As a concerned Christian parent, I am always pleased to hear when my child is being taught truth from the bible.
So I was extremely impressed when I was told by his Year 1 teacher at our church school that the Joker is studying RML. This course is well known to Anglican Evangelicals for providing excellent in-depth bible study at St Helen’s Church in the City of London.
Eventually my brain clicked, since we were talking about the Joker’s reading and writing, and I twigged that she was actually referring to his literacy programme (which is very good, by the way, synthetic phonics and all that). Hopefully once he’s completed his first RML, he’ll be ready for the other one.
Very holy! At our previous church RML stood for Retired Men’s Lunch so you can imagine my confusion when confronted with a St Helen’s Service!
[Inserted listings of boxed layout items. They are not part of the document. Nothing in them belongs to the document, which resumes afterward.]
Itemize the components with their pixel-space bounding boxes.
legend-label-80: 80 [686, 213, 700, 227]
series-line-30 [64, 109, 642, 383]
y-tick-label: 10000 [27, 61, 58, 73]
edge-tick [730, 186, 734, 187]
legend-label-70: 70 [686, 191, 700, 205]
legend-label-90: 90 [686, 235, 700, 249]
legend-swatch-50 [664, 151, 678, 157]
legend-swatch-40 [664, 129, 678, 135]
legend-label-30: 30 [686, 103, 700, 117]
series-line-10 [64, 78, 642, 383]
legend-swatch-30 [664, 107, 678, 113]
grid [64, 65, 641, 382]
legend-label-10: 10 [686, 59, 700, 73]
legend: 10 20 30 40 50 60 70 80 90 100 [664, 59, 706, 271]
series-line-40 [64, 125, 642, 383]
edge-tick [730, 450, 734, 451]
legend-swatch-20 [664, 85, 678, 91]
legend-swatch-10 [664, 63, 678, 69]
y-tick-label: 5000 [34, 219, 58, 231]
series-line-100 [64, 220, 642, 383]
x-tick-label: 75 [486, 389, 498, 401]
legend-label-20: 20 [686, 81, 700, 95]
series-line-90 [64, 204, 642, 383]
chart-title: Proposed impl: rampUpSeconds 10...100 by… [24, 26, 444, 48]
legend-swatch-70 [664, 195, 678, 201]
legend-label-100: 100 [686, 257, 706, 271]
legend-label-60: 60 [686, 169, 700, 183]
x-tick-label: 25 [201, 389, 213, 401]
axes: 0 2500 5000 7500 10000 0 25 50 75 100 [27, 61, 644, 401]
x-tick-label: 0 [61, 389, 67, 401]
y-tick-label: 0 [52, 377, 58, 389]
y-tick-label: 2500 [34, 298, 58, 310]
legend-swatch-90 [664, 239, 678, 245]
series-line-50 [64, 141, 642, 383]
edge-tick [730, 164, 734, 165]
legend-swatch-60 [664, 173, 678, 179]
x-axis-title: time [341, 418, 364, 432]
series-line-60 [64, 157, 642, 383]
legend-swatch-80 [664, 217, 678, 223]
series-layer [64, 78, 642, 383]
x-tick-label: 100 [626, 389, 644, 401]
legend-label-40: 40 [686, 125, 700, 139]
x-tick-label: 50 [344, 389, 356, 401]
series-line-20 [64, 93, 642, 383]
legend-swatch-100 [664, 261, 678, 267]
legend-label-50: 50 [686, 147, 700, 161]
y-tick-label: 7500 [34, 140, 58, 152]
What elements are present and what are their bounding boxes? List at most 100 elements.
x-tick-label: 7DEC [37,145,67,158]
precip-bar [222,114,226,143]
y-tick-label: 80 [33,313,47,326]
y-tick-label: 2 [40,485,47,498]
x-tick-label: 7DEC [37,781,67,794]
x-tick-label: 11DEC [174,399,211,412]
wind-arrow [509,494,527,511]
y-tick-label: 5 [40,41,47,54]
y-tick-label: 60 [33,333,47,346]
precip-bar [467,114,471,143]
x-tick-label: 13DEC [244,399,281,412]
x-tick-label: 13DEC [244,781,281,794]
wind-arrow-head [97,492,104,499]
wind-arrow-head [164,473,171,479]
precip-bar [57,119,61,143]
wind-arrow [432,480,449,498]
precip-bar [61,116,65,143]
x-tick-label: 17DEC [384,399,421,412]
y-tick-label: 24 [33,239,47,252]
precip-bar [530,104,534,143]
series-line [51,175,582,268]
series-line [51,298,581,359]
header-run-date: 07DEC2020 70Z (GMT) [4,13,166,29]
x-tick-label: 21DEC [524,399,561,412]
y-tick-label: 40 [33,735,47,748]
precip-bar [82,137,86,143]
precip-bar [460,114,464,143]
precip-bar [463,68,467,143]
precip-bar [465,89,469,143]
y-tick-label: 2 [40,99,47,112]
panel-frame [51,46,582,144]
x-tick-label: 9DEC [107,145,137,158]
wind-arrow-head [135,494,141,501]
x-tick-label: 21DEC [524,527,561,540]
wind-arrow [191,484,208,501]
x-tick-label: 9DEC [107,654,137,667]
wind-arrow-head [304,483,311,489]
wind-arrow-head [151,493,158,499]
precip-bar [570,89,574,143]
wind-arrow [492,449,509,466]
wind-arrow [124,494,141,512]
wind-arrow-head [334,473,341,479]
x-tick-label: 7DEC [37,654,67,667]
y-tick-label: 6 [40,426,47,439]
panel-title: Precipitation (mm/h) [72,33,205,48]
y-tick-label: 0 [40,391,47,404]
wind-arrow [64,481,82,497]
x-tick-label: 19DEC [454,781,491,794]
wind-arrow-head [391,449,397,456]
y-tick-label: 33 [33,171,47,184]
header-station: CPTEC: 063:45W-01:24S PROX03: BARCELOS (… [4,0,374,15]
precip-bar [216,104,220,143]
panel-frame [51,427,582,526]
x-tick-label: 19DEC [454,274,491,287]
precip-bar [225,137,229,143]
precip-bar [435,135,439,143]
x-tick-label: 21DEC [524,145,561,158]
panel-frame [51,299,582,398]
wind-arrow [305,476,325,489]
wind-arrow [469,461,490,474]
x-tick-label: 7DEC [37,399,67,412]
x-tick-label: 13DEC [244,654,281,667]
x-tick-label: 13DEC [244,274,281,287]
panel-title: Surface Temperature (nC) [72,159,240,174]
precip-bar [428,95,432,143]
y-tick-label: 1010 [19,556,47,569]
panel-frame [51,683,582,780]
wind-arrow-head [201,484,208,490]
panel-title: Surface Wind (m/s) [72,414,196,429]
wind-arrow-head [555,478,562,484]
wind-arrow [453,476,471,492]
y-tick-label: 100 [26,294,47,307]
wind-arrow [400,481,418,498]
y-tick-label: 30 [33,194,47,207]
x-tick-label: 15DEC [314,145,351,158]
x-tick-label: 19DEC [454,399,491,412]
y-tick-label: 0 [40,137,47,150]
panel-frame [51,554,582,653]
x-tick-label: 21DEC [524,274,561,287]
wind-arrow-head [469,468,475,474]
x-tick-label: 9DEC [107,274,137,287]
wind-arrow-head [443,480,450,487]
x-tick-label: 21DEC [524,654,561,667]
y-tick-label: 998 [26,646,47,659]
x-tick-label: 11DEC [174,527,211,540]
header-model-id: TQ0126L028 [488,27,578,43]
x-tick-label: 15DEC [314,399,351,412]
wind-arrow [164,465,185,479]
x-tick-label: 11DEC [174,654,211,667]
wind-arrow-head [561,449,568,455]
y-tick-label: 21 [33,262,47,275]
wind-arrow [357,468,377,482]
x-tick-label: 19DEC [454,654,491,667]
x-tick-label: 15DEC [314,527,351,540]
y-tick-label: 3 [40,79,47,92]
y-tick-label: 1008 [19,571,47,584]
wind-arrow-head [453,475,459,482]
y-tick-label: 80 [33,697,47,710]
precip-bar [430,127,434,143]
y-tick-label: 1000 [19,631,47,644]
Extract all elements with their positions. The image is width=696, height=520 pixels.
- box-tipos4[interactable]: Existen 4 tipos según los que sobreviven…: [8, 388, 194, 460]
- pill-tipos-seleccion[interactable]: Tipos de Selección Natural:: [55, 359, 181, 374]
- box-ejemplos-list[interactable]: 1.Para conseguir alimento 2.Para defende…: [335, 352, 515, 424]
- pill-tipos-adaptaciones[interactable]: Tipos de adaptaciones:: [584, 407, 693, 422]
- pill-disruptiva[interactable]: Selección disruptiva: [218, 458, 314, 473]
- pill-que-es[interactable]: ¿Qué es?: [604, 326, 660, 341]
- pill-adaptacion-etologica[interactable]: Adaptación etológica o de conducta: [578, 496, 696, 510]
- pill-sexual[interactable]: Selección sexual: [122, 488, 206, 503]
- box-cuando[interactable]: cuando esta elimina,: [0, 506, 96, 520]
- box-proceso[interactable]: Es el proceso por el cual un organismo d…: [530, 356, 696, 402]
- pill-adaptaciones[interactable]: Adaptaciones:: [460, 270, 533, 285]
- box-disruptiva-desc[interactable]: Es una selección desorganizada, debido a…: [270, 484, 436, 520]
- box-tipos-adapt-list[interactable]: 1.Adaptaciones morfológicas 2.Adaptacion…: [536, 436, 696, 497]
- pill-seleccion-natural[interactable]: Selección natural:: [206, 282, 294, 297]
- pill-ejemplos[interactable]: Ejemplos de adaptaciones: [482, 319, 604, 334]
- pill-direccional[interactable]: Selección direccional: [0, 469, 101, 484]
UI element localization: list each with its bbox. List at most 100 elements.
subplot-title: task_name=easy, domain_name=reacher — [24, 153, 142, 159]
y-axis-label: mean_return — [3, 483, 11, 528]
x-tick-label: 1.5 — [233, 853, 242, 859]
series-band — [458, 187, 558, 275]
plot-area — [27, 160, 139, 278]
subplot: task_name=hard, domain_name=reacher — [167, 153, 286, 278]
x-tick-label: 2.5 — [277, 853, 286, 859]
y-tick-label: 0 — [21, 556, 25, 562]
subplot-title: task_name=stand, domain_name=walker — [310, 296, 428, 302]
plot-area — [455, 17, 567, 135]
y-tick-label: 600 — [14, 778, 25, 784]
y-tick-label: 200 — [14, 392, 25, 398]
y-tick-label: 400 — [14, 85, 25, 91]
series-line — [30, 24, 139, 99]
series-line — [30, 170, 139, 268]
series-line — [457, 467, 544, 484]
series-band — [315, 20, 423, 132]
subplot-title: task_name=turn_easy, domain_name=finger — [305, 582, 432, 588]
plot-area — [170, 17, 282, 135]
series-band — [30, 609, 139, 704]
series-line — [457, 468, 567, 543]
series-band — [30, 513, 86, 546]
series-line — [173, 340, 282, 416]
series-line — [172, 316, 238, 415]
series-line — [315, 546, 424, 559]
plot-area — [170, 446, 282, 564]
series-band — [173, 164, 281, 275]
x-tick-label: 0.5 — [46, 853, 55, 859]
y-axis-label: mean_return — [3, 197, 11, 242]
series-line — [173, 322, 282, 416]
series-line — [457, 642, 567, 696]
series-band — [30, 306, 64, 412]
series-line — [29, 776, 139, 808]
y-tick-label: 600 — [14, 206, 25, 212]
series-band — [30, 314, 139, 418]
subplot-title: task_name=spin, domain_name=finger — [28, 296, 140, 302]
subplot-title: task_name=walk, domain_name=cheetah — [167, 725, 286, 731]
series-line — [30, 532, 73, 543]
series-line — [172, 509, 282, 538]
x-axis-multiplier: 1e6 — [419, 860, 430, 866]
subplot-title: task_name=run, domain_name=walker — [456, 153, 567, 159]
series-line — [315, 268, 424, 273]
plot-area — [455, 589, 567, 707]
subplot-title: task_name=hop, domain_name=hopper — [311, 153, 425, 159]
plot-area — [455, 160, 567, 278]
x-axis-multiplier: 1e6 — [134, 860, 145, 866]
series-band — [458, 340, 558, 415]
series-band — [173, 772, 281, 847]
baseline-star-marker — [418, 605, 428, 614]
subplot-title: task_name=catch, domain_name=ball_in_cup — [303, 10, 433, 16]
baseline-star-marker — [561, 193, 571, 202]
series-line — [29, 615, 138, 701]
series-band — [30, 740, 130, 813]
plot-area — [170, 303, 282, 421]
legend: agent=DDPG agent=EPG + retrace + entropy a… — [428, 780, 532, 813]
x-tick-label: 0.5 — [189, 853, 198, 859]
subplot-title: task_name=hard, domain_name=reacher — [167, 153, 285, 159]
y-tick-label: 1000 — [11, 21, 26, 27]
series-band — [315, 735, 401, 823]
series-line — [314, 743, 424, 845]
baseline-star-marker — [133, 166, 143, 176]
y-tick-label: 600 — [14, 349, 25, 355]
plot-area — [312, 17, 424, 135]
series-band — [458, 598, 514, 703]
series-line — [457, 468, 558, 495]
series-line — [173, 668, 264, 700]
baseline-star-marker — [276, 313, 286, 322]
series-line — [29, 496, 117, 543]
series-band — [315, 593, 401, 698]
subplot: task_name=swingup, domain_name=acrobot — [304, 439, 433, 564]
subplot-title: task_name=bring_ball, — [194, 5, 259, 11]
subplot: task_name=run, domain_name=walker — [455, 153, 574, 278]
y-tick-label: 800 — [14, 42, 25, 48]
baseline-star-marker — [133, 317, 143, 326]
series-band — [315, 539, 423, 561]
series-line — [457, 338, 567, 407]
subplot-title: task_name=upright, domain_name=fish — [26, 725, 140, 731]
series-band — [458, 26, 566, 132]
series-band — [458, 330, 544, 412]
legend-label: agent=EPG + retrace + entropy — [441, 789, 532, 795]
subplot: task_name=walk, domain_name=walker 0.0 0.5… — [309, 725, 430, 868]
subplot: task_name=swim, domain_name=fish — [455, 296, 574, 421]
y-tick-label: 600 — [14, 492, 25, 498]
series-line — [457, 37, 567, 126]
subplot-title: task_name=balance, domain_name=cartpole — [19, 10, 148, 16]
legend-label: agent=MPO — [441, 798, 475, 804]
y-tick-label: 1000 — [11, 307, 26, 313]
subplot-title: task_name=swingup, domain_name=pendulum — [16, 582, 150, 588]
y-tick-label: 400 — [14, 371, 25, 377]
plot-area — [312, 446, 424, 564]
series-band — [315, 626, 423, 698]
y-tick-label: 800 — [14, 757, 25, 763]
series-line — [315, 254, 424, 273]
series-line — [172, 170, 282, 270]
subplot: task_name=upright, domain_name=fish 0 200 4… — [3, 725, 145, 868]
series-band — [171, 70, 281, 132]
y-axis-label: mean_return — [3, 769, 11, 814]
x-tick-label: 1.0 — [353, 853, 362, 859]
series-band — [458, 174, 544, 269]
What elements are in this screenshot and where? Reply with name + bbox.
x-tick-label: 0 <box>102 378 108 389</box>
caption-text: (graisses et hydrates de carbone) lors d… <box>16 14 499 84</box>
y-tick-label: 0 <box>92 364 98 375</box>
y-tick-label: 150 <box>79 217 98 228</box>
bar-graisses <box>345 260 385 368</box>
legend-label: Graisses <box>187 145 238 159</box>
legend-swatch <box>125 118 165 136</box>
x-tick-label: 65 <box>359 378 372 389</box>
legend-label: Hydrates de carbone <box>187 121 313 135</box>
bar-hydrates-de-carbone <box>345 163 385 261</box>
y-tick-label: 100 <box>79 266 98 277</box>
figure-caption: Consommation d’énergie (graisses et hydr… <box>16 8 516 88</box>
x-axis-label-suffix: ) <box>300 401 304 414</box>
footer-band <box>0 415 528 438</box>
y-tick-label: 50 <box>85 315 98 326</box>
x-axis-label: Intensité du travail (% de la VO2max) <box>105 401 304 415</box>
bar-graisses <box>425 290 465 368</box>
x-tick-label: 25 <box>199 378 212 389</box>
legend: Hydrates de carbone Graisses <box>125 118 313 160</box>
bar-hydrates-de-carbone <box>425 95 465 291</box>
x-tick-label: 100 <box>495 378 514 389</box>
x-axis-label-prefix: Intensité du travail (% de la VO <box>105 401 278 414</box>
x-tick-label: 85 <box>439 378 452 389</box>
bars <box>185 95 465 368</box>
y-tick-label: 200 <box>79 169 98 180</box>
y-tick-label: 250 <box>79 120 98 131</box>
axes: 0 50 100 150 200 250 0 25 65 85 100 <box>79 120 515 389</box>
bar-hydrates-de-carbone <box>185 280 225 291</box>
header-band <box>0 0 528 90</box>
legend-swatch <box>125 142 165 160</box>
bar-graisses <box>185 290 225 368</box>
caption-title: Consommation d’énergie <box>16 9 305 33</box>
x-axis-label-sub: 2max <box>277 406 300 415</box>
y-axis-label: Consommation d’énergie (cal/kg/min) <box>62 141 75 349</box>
Lucky child…RML literacy is very good. With all the information about synthetic phonics and the excellent programmes available there’s no reason for a single child to be left behind – and no need either for expensive ‘catch-up’ programmes. A century or so ago, children learned to read because they needed to read the bible and phonics teaching provided the logical base.
For parents with pre-school children who want to teach them to read in as unthreatening way as possible and for those whose children still struggle (and with good synthetic phonics accompanied by rigorous teaching this number should be less than 1%) have a look at my site, and particularly at the Case Studies in the research section. Learning to read is a basic human right and, for whatever reason, illiteracy is less common in most Church schools than in non-Church schools. Not quite sure why.
http://www.piperbooks.co.uk
Hi Geraldine, Welcome to the blog. Do you have a link for the data on illiteracy in church schools?